Relationships with Mysteries

Mysteries endure. Despite all the impressive advances in microscopic imaging, genetic analysis, and other forms of scientific investigation, the realm of the microscopic is still very little understood. For that matter, so is much about our own bodies and minds. Let us honor the mysteries and revel in the fact that we will never understand everything.

Relationships with Community 

Self-sufficiency is a dangerous myth. We need each other. Love your circle, cultivate it, and enlarge it. Share food you grow or make with your community, and encourage others in their food production activities. Community is never perfect and takes hard work, because people have such varied visions, ideas, and values. But do the hard work of finding common ground, and build community with the people around you.

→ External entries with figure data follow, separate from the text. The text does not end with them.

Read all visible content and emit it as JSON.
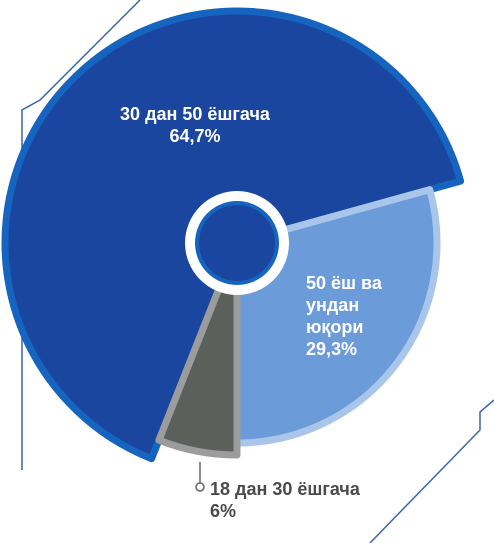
{
  "chart_data": {
    "type": "pie",
    "categories": [
      "30 дан 50 ёшгача",
      "50 ёш ва ундан юқори",
      "18 дан 30 ёшгача"
    ],
    "values": [
      64.7,
      29.3,
      6
    ],
    "value_labels": [
      "64,7%",
      "29,3%",
      "6%"
    ],
    "colors": [
      "#1a46a0",
      "#6b9bd9",
      "#5b605b"
    ]
  }
}
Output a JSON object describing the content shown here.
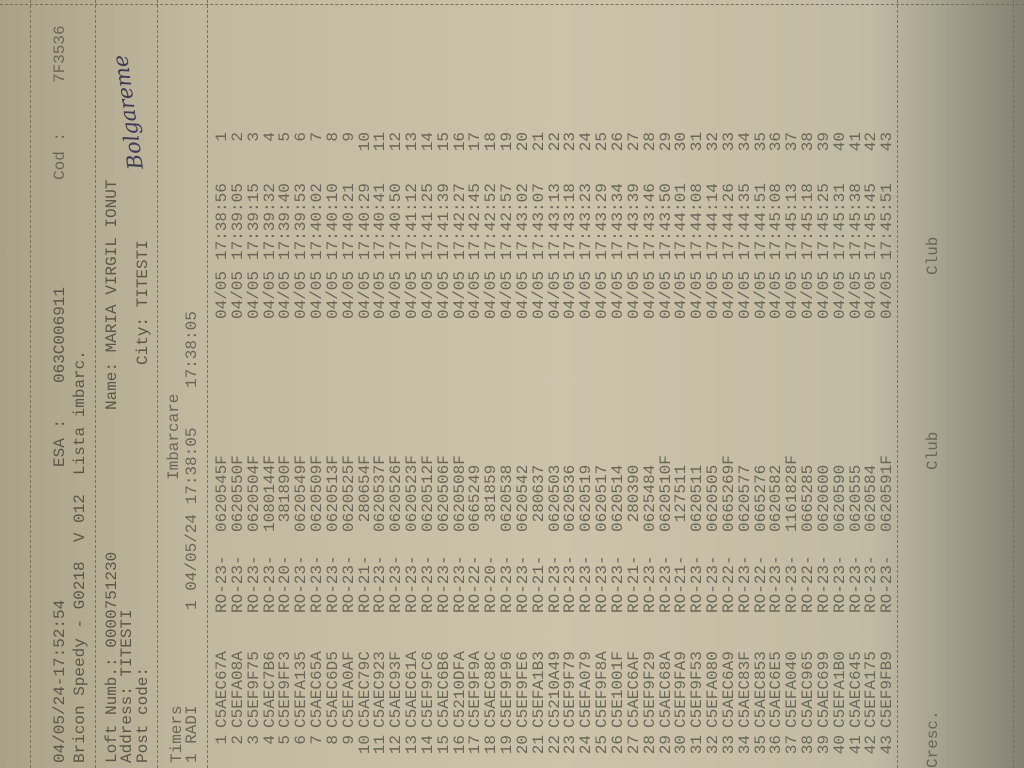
{
  "header": {
    "print_datetime": "04/05/24-17:52:54",
    "esa_label": "ESA :",
    "esa_value": "063C006911",
    "cod_label": "Cod :",
    "cod_value": "7F3536",
    "line2": "Bricon Speedy - G0218  V 012  Lista imbarc."
  },
  "owner": {
    "loft": "Loft Numb.: 0000751230",
    "name": "Name: MARIA VIRGIL IONUT",
    "address": "Address: TITESTI",
    "post_code": "Post code:",
    "city": "City: TITESTI",
    "signature": "Bolgareme"
  },
  "timers": {
    "label": "Timers",
    "imbarcare": "Imbarcare",
    "line": "1 RADI",
    "line_values": "1 04/05/24 17:38:05",
    "line_time2": "17:38:05"
  },
  "rows": [
    {
      "i": "1",
      "ring": "C5AEC67A",
      "ro": "RO-23-",
      "code": "0620545F",
      "date": "04/05",
      "time": "17:38:56",
      "rank": "1"
    },
    {
      "i": "2",
      "ring": "C5EFA08A",
      "ro": "RO-23-",
      "code": "0620550F",
      "date": "04/05",
      "time": "17:39:05",
      "rank": "2"
    },
    {
      "i": "3",
      "ring": "C5EF9F75",
      "ro": "RO-23-",
      "code": "0620504F",
      "date": "04/05",
      "time": "17:39:15",
      "rank": "3"
    },
    {
      "i": "4",
      "ring": "C5AEC7B6",
      "ro": "RO-23-",
      "code": "1080144F",
      "date": "04/05",
      "time": "17:39:32",
      "rank": "4"
    },
    {
      "i": "5",
      "ring": "C5EF9FF3",
      "ro": "RO-20-",
      "code": " 381890F",
      "date": "04/05",
      "time": "17:39:40",
      "rank": "5"
    },
    {
      "i": "6",
      "ring": "C5EFA135",
      "ro": "RO-23-",
      "code": "0620549F",
      "date": "04/05",
      "time": "17:39:53",
      "rank": "6"
    },
    {
      "i": "7",
      "ring": "C5AEC65A",
      "ro": "RO-23-",
      "code": "0620509F",
      "date": "04/05",
      "time": "17:40:02",
      "rank": "7"
    },
    {
      "i": "8",
      "ring": "C5AEC6D5",
      "ro": "RO-23-",
      "code": "0620513F",
      "date": "04/05",
      "time": "17:40:10",
      "rank": "8"
    },
    {
      "i": "9",
      "ring": "C5EFA0AF",
      "ro": "RO-23-",
      "code": "0620525F",
      "date": "04/05",
      "time": "17:40:21",
      "rank": "9"
    },
    {
      "i": "10",
      "ring": "C5AEC79C",
      "ro": "RO-21-",
      "code": " 280654F",
      "date": "04/05",
      "time": "17:40:29",
      "rank": "10"
    },
    {
      "i": "11",
      "ring": "C5AEC923",
      "ro": "RO-23-",
      "code": "0620537F",
      "date": "04/05",
      "time": "17:40:41",
      "rank": "11"
    },
    {
      "i": "12",
      "ring": "C5AEC93F",
      "ro": "RO-23-",
      "code": "0620526F",
      "date": "04/05",
      "time": "17:40:50",
      "rank": "12"
    },
    {
      "i": "13",
      "ring": "C5AEC61A",
      "ro": "RO-23-",
      "code": "0620523F",
      "date": "04/05",
      "time": "17:41:12",
      "rank": "13"
    },
    {
      "i": "14",
      "ring": "C5EF9FC6",
      "ro": "RO-23-",
      "code": "0620512F",
      "date": "04/05",
      "time": "17:41:25",
      "rank": "14"
    },
    {
      "i": "15",
      "ring": "C5AEC6B6",
      "ro": "RO-23-",
      "code": "0620506F",
      "date": "04/05",
      "time": "17:41:39",
      "rank": "15"
    },
    {
      "i": "16",
      "ring": "C5210DFA",
      "ro": "RO-23-",
      "code": "0620508F",
      "date": "04/05",
      "time": "17:42:27",
      "rank": "16"
    },
    {
      "i": "17",
      "ring": "C5EF9F9A",
      "ro": "RO-22-",
      "code": "0665249",
      "date": "04/05",
      "time": "17:42:45",
      "rank": "17"
    },
    {
      "i": "18",
      "ring": "C5AEC88C",
      "ro": "RO-20-",
      "code": " 381859",
      "date": "04/05",
      "time": "17:42:52",
      "rank": "18"
    },
    {
      "i": "19",
      "ring": "C5EF9F96",
      "ro": "RO-23-",
      "code": "0620538",
      "date": "04/05",
      "time": "17:42:57",
      "rank": "19"
    },
    {
      "i": "20",
      "ring": "C5EF9FE6",
      "ro": "RO-23-",
      "code": "0620542",
      "date": "04/05",
      "time": "17:43:02",
      "rank": "20"
    },
    {
      "i": "21",
      "ring": "C5EFA1B3",
      "ro": "RO-21-",
      "code": " 280637",
      "date": "04/05",
      "time": "17:43:07",
      "rank": "21"
    },
    {
      "i": "22",
      "ring": "C5210A49",
      "ro": "RO-23-",
      "code": "0620503",
      "date": "04/05",
      "time": "17:43:13",
      "rank": "22"
    },
    {
      "i": "23",
      "ring": "C5EF9F79",
      "ro": "RO-23-",
      "code": "0620536",
      "date": "04/05",
      "time": "17:43:18",
      "rank": "23"
    },
    {
      "i": "24",
      "ring": "C5EFA079",
      "ro": "RO-23-",
      "code": "0620519",
      "date": "04/05",
      "time": "17:43:23",
      "rank": "24"
    },
    {
      "i": "25",
      "ring": "C5EF9F8A",
      "ro": "RO-23-",
      "code": "0620517",
      "date": "04/05",
      "time": "17:43:29",
      "rank": "25"
    },
    {
      "i": "26",
      "ring": "C5E1001F",
      "ro": "RO-23-",
      "code": "0620514",
      "date": "04/05",
      "time": "17:43:34",
      "rank": "26"
    },
    {
      "i": "27",
      "ring": "C5AEC6AF",
      "ro": "RO-21-",
      "code": " 280390",
      "date": "04/05",
      "time": "17:43:39",
      "rank": "27"
    },
    {
      "i": "28",
      "ring": "C5EF9F29",
      "ro": "RO-23-",
      "code": "0625484",
      "date": "04/05",
      "time": "17:43:46",
      "rank": "28"
    },
    {
      "i": "29",
      "ring": "C5AEC68A",
      "ro": "RO-23-",
      "code": "0620510F",
      "date": "04/05",
      "time": "17:43:50",
      "rank": "29"
    },
    {
      "i": "30",
      "ring": "C5EF9FA9",
      "ro": "RO-21-",
      "code": " 127511",
      "date": "04/05",
      "time": "17:44:01",
      "rank": "30"
    },
    {
      "i": "31",
      "ring": "C5EF9F53",
      "ro": "RO-23-",
      "code": "0620511",
      "date": "04/05",
      "time": "17:44:08",
      "rank": "31"
    },
    {
      "i": "32",
      "ring": "C5EFA080",
      "ro": "RO-23-",
      "code": "0620505",
      "date": "04/05",
      "time": "17:44:14",
      "rank": "32"
    },
    {
      "i": "33",
      "ring": "C5AEC6A9",
      "ro": "RO-22-",
      "code": "0665269F",
      "date": "04/05",
      "time": "17:44:26",
      "rank": "33"
    },
    {
      "i": "34",
      "ring": "C5AEC83F",
      "ro": "RO-23-",
      "code": "0620577",
      "date": "04/05",
      "time": "17:44:35",
      "rank": "34"
    },
    {
      "i": "35",
      "ring": "C5AEC853",
      "ro": "RO-22-",
      "code": "0665276",
      "date": "04/05",
      "time": "17:44:51",
      "rank": "35"
    },
    {
      "i": "36",
      "ring": "C5AEC6E5",
      "ro": "RO-23-",
      "code": "0620582",
      "date": "04/05",
      "time": "17:45:08",
      "rank": "36"
    },
    {
      "i": "37",
      "ring": "C5EFA040",
      "ro": "RO-23-",
      "code": "1161828F",
      "date": "04/05",
      "time": "17:45:13",
      "rank": "37"
    },
    {
      "i": "38",
      "ring": "C5AEC965",
      "ro": "RO-22-",
      "code": "0665285",
      "date": "04/05",
      "time": "17:45:18",
      "rank": "38"
    },
    {
      "i": "39",
      "ring": "C5AEC699",
      "ro": "RO-23-",
      "code": "0620600",
      "date": "04/05",
      "time": "17:45:25",
      "rank": "39"
    },
    {
      "i": "40",
      "ring": "C5EFA1B0",
      "ro": "RO-23-",
      "code": "0620590",
      "date": "04/05",
      "time": "17:45:31",
      "rank": "40"
    },
    {
      "i": "41",
      "ring": "C5AEC645",
      "ro": "RO-23-",
      "code": "0620555",
      "date": "04/05",
      "time": "17:45:38",
      "rank": "41"
    },
    {
      "i": "42",
      "ring": "C5EFA175",
      "ro": "RO-23-",
      "code": "0620584",
      "date": "04/05",
      "time": "17:45:45",
      "rank": "42"
    },
    {
      "i": "43",
      "ring": "C5EF9FB9",
      "ro": "RO-23-",
      "code": "0620591F",
      "date": "04/05",
      "time": "17:45:51",
      "rank": "43"
    }
  ],
  "footer": {
    "cresc": "Cresc.",
    "club_left": "Club",
    "club_right": "Club"
  }
}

Relationships with Movements of Resistance

Our growing awareness as individuals creating change in our own lives, and communities can (and must) build into galvanizing social movements. While reviving local food systems, we can also address inequitable access to resources by becoming part of existing movements for food justice and food sovereignty. While making use of indigenous wisdom in our cultural revival efforts, we can also acknowledge and act in solidarity with indigenous peoples struggling for survival. While trying to limit our own carbon footprints and environmental impact, we can also join social movements demanding the same of corporations and government policies. Personal actions can be powerful, but nothing like the force of collective action.

Relationship to Materials

We must strive to maximize the use of whatever is abundant, easy, low impact and re-useable. We do not need infinitely more special equipment and gadgetry. We must interrupt the disposable society. Where feasible, scavenge materials and re-use them; process fibers from plants or animals; build a house from earthen materials. DIY culture!

These are but a few strands of a densely interwoven web of relationships that can sustain and enrich us. Fermentation is one way in which we may consciously cultivate this web. This is the daily practice of cultural revival. By engaging life forces, we rediscover and reconnect with our context.